La última derivación de mi aventura cubana tuvo mucho de anecdótico.  Por esos mismos días apareció otro cubano con un extraño encargo.  Fidel Castro quería conocer mi opinión sobre el carácter de Patricio Aylwin, el nuevo Presidente de Chile, con el que se vería por primera vez en una cumbre Latinoamérica a efectuarse en Buenos Aires en los siguientes días.  No tuve inconvenientes en describirle cómo yo veía la personalidad de nuestro nuevo mandatario y recuerdo que mi principal consejo fue tratarlo muy protocolarmente porque era muy apegado a los procedimientos establecidos.  Tiempo después supe que Fidel no había seguido ese consejo y que el encuentro entre ellos había sido muy estirado.

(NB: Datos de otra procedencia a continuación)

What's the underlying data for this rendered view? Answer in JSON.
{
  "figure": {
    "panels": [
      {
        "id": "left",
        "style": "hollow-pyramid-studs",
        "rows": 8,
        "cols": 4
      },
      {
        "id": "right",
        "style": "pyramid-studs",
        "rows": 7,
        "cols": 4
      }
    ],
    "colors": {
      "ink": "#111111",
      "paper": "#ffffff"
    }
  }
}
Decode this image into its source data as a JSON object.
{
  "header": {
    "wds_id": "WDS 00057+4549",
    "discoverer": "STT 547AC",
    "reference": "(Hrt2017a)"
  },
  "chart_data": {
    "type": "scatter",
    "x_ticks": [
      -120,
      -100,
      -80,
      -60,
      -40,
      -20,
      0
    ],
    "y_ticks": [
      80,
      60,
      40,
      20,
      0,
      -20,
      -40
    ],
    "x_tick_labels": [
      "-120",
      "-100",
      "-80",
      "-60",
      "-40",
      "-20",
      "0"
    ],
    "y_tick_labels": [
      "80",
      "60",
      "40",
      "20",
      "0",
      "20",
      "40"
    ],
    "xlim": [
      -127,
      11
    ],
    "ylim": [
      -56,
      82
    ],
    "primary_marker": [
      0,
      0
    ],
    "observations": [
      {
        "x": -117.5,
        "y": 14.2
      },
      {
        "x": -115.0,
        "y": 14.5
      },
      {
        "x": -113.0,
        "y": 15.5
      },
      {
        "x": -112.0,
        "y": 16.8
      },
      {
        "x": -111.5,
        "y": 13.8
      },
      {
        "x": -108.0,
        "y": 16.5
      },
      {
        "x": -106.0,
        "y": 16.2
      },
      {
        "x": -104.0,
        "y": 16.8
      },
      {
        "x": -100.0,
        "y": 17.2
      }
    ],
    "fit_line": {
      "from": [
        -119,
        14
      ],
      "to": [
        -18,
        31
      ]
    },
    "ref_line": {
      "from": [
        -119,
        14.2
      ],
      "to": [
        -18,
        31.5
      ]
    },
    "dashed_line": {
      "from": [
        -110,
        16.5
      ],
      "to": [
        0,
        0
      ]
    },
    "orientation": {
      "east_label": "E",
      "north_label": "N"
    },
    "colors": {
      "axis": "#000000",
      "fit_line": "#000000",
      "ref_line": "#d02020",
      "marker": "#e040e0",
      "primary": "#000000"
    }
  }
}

Años después, me ocurrió algo que bien podría ser consecuencia de todo lo que he relatado.  Vino a verme un sueco funcionario de una gran compañía constructora de infraestructura de ese país.  Querían contratarme para desatascar en Cuba una propuesta de tres estaciones eléctricas que habían ganado hacia un año, pero que no lograban que se pusiera en ejecución.  Muy asombrado, le pregunté la razón de que querían la gestión de un chileno en un asunto como ese.  Se encogió de hombros y me dijo: “no lo sé, pero cumplo instrucciones de mi compañía”.  Acepté el encargo, viajé a Cuba, me entrevisté con una Ministro de Cooperación Internacional que, casi de inmediato me manifestó que si había un cambio en las condiciones de pago creía que el asunto correría rápidamente.  Trasmití eso y ayudé a modificar esas condiciones  de pago en la forma que me había insinuado la ministra.  Entiendo que todo luego fluyó satisfactoriamente, pero de lo que estoy seguro es que pocas veces me he ganado honorarios menos trabajosos.

Siempre he sospechado que, incidente como ese de los suecos, obedecían a que mi increíble noche charlando con Fidel Castro no había sido tan reservada como creía.